On reconnait bien ici la
philosophie macronienne concernant la réduction du
déficit public : préférer la diminution des rémunérations à celle des
effectifs de la FP d’Etat.
Déficit de croissance
depuis 2018 : une coupable, la trop faible consommation
En janvier 2020, les projections
du COR pêchent, en effet, déjà par excès d’optimisme. D’après les projections
macroéconomiques de la Banque de France de décembre 2019 (7), la croissance du
PIB ne sera que de + 1,1% en 2020
(et non de + 1,3%) et de + 1,3% en
2021 et en 2022 (et non de + 1,4%). Quant à l’hypothèse du COR (ou du Premier
ministre) d’une remontée de la croissance à + 1,6% de 2026 à 2030, elle parait très « hypothétique » !
Des analystes patentés attribuent
volontiers la perte de croissance entre 2018 et 2020 à la « nette dégradation de l’environnement
international » qui serait la cause de la baisse de la « contribution » du commerce
extérieur à la croissance de + 0,7% du PIB en 2018 à
- 0,2% en 2019 et à -
0,3% en 2020, avant sa remontée projetée à -
0,1% en 2021 et à 0 % en 2022. En réalité, le déficit des échanges extérieurs de la France est
un maillon faible persistant de notre économie révélateur d’un défaut de compétitivité, à
l’intérieur de l’UE notamment, ainsi que de notre coûteuse dépendance
énergétique.
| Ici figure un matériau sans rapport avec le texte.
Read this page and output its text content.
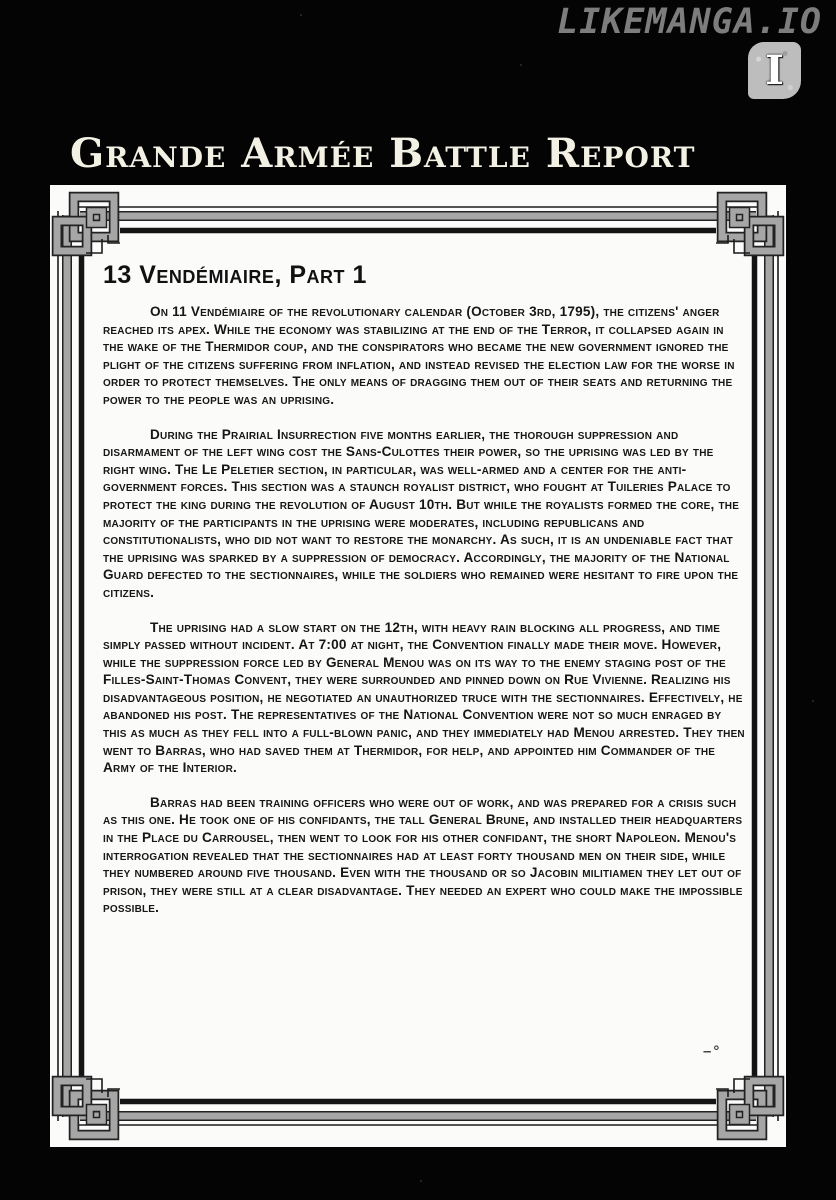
LIKEMANGA.IO
I
Grande Armée Battle Report
13 Vendémiaire, Part 1

On 11 Vendémiaire of the revolutionary calendar (October 3rd, 1795), the citizens' anger reached its apex. While the economy was stabilizing at the end of the Terror, it collapsed again in the wake of the Thermidor coup, and the conspirators who became the new government ignored the plight of the citizens suffering from inflation, and instead revised the election law for the worse in order to protect themselves. The only means of dragging them out of their seats and returning the power to the people was an uprising.

During the Prairial Insurrection five months earlier, the thorough suppression and disarmament of the left wing cost the Sans-Culottes their power, so the uprising was led by the right wing. The Le Peletier section, in particular, was well-armed and a center for the anti-government forces. This section was a staunch royalist district, who fought at Tuileries Palace to protect the king during the revolution of August 10th. But while the royalists formed the core, the majority of the participants in the uprising were moderates, including republicans and constitutionalists, who did not want to restore the monarchy. As such, it is an undeniable fact that the uprising was sparked by a suppression of democracy. Accordingly, the majority of the National Guard defected to the sectionnaires, while the soldiers who remained were hesitant to fire upon the citizens.

The uprising had a slow start on the 12th, with heavy rain blocking all progress, and time simply passed without incident. At 7:00 at night, the Convention finally made their move. However, while the suppression force led by General Menou was on its way to the enemy staging post of the Filles-Saint-Thomas Convent, they were surrounded and pinned down on Rue Vivienne. Realizing his disadvantageous position, he negotiated an unauthorized truce with the sectionnaires. Effectively, he abandoned his post. The representatives of the National Convention were not so much enraged by this as much as they fell into a full-blown panic, and they immediately had Menou arrested. They then went to Barras, who had saved them at Thermidor, for help, and appointed him Commander of the Army of the Interior.

Barras had been training officers who were out of work, and was prepared for a crisis such as this one. He took one of his confidants, the tall General Brune, and installed their headquarters in the Place du Carrousel, then went to look for his other confidant, the short Napoleon. Menou's interrogation revealed that the sectionnaires had at least forty thousand men on their side, while they numbered around five thousand. Even with the thousand or so Jacobin militiamen they let out of prison, they were still at a clear disadvantage. They needed an expert who could make the impossible possible.

–°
La balance commerciale (marchandises) de la France est négative
depuis l’an 2000. Selon les comptes nationaux, la balance de l’ensemble des
biens et services a été dans le rouge de - 12,9 Mds €
en 2015, de - 18,2 Mds € en 2016, de - 25,3 Mds € en 2017 et de - 18,2 Mds € en 2018 (8).
Les hausses des prix des hydrocarbures ont été en partie responsables de ce
déficit. Pourtant, cette dernière année avait connu une « embellie ».
Grâce au dynamisme des industries pharmaceutiques, de l’agro-alimentaire, des
industries du luxe et, plus encore, de l’aéronautique (9), les exportations
totales avaient cru de + 3,5% en volume (à prix constants),
alors que les importations n’avaient augmenté que de + 1,3%. C’est cette amélioration
temporaire du solde extérieur en volume qui a « contribué » à la croissance
en volume à hauteur de + 0,7% du PIB en 2018.